Book Synopsis Common Law, History, and Democracy in America, 1790-1900 by : Kunal M. Parker
Download or read book Common Law, History, and Democracy in America, 1790-1900 written by Kunal M. Parker and published by Cambridge University Press. This book was released on 2011-03-14 with total page 318 pages. Available in PDF, EPUB and Kindle. Book excerpt: This book argues for a change in our understanding of the relationships among law, politics, and history. Since the turn of the nineteenth century, a certain anti-foundational conception of history has served to undermine law's foundations, such that we tend to think of law as nothing other than a species of politics. Thus viewed, the activity of unelected, common law judges appears to be an encroachment on the space of democracy. However, Kunal M. Parker shows that the world of the nineteenth century looked rather different. Democracy was itself constrained by a sense that history possessed a logic, meaning, and direction that democracy could not contravene. In such a world, far from law being seen in opposition to democracy, it was possible to argue that law - specifically, the common law - did a better job than democracy of guiding America along history's path.
Download or read book Age of Betrayal written by Jack Beatty and published by Vintage. This book was released on 2008-04-08 with total page 514 pages. Available in PDF, EPUB and Kindle. Book excerpt: Age of Betrayal is a brilliant reconsideration of America's first Gilded Age, when war-born dreams of freedom and democracy died of their impossibility. Focusing on the alliance between government and railroads forged by bribes and campaign contributions, Jack Beatty details the corruption of American political culture that, in the words of Rutherford B. Hayes, transformed “a government of the people, by the people, and for the people” into “a government by the corporations, of the corporations, and for the corporations.” A passionate, gripping, scandalous and sorrowing history of the triumph of wealth over commonwealth.

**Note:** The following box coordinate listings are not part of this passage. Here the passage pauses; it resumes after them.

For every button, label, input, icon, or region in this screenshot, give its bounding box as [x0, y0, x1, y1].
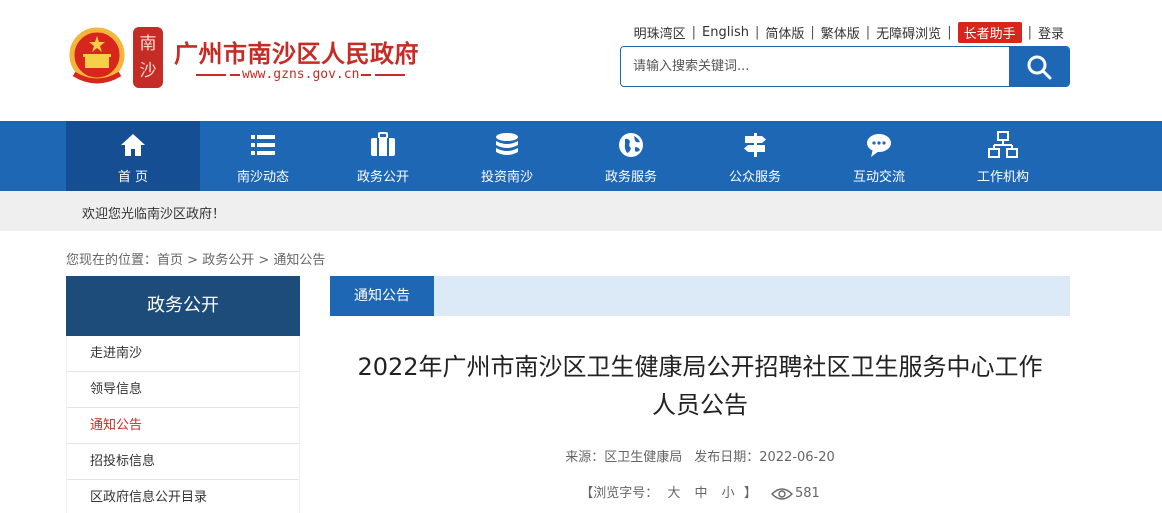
font-size-open: 【浏览字号： — [580, 486, 659, 501]
list-icon — [251, 135, 275, 155]
search-input[interactable] — [621, 47, 1009, 86]
view-count: 581 — [770, 486, 820, 501]
org-chart-icon — [988, 131, 1018, 158]
sidebar-item-info-catalog[interactable]: 区政府信息公开目录 — [67, 480, 299, 513]
globe-icon — [619, 133, 643, 157]
source-value: 区卫生健康局 — [604, 450, 683, 465]
login-link[interactable]: 登录 — [1032, 23, 1070, 42]
article-meta: 来源：区卫生健康局 发布日期：2022-06-20 — [330, 446, 1070, 465]
nav-label: 公众服务 — [728, 170, 781, 185]
view-count-value: 581 — [794, 486, 820, 501]
breadcrumb-separator: > — [254, 253, 274, 268]
national-emblem-icon — [69, 27, 125, 84]
nav-label: 互动交流 — [852, 170, 905, 185]
nav-label: 政务公开 — [356, 170, 409, 185]
nav-item-interaction[interactable]: 互动交流 — [812, 121, 946, 191]
font-size-controls: 【浏览字号： 大 中 小 】 581 — [330, 482, 1070, 501]
link-english[interactable]: English — [696, 25, 755, 40]
source-label: 来源： — [565, 450, 605, 465]
nav-label: 首 页 — [117, 170, 149, 185]
sidebar-item-leaders[interactable]: 领导信息 — [67, 372, 299, 408]
link-mingzhu-bay[interactable]: 明珠湾区 — [628, 23, 692, 42]
site-title: 广州市南沙区人民政府 — [174, 39, 419, 68]
breadcrumb-home[interactable]: 首页 — [157, 253, 183, 268]
font-medium-button[interactable]: 中 — [690, 486, 713, 501]
sidebar-title: 政务公开 — [66, 276, 300, 336]
date-label: 发布日期： — [694, 450, 760, 465]
nav-label: 投资南沙 — [480, 170, 533, 185]
link-simplified[interactable]: 简体版 — [759, 23, 810, 42]
home-icon — [121, 134, 145, 156]
font-small-button[interactable]: 小 — [717, 486, 740, 501]
sidebar-item-bidding[interactable]: 招投标信息 — [67, 444, 299, 480]
sidebar-item-about-nansha[interactable]: 走进南沙 — [67, 336, 299, 372]
top-links: 明珠湾区 | English | 简体版 | 繁体版 | 无障碍浏览 | 长者助… — [628, 21, 1070, 43]
welcome-bar: 欢迎您光临南沙区政府！ — [0, 191, 1162, 231]
link-traditional[interactable]: 繁体版 — [815, 23, 866, 42]
nav-item-home[interactable]: 首 页 — [66, 121, 200, 191]
search-button[interactable] — [1009, 47, 1069, 86]
site-header: 南沙 广州市南沙区人民政府 www.gzns.gov.cn 明珠湾区 | Eng… — [0, 0, 1162, 121]
chat-icon — [867, 134, 891, 157]
nav-label: 工作机构 — [976, 170, 1029, 185]
sidebar-item-notices[interactable]: 通知公告 — [67, 408, 299, 444]
breadcrumb: 您现在的位置：首页 > 政务公开 > 通知公告 — [66, 249, 325, 268]
content-tab-bar: 通知公告 — [330, 276, 1070, 316]
article-title-line: 人员公告 — [652, 391, 748, 419]
nav-item-invest[interactable]: 投资南沙 — [440, 121, 574, 191]
site-url: www.gzns.gov.cn — [194, 67, 407, 82]
nav-item-nansha-news[interactable]: 南沙动态 — [196, 121, 330, 191]
nav-item-gov-services[interactable]: 政务服务 — [564, 121, 698, 191]
nav-item-work-agencies[interactable]: 工作机构 — [936, 121, 1070, 191]
font-large-button[interactable]: 大 — [662, 486, 685, 501]
nansha-seal: 南沙 — [133, 27, 163, 88]
font-size-close: 】 — [743, 486, 757, 501]
welcome-text: 欢迎您光临南沙区政府！ — [82, 207, 226, 222]
article-title: 2022年广州市南沙区卫生健康局公开招聘社区卫生服务中心工作 人员公告 — [330, 348, 1070, 424]
sidebar-list: 走进南沙 领导信息 通知公告 招投标信息 区政府信息公开目录 — [66, 336, 300, 513]
breadcrumb-prefix: 您现在的位置： — [66, 253, 158, 268]
nav-item-public-services[interactable]: 公众服务 — [688, 121, 822, 191]
date-value: 2022-06-20 — [759, 450, 835, 465]
breadcrumb-separator: > — [183, 253, 203, 268]
breadcrumb-gov-affairs[interactable]: 政务公开 — [202, 253, 254, 268]
signpost-icon — [744, 133, 766, 157]
eye-icon — [770, 487, 793, 500]
search-icon — [1027, 55, 1052, 79]
coins-icon — [496, 133, 518, 155]
tab-notices[interactable]: 通知公告 — [330, 276, 434, 316]
search-box — [620, 46, 1070, 87]
article-title-line: 2022年广州市南沙区卫生健康局公开招聘社区卫生服务中心工作 — [357, 353, 1043, 381]
main-nav: 首 页 南沙动态 政务公开 投资南沙 政务服务 公众服务 互动交流 工作机构 — [0, 121, 1162, 191]
link-accessibility[interactable]: 无障碍浏览 — [870, 23, 947, 42]
nav-item-gov-affairs[interactable]: 政务公开 — [316, 121, 450, 191]
nav-label: 南沙动态 — [236, 170, 289, 185]
briefcase-icon — [371, 132, 395, 156]
breadcrumb-notices[interactable]: 通知公告 — [273, 253, 325, 268]
elder-helper-button[interactable]: 长者助手 — [957, 21, 1022, 43]
sidebar: 政务公开 走进南沙 领导信息 通知公告 招投标信息 区政府信息公开目录 — [66, 276, 300, 513]
nav-label: 政务服务 — [604, 170, 657, 185]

Book Synopsis The First Measured Century by : Theodore Caplow
Download or read book The First Measured Century written by Theodore Caplow and published by American Enterprise Institute. This book was released on 2001 with total page 332 pages. Available in PDF, EPUB and Kindle. Book excerpt: Companion v. to the PBS television documentary "The first measured century". Includes bibliographical references (p. [279]-296) and index.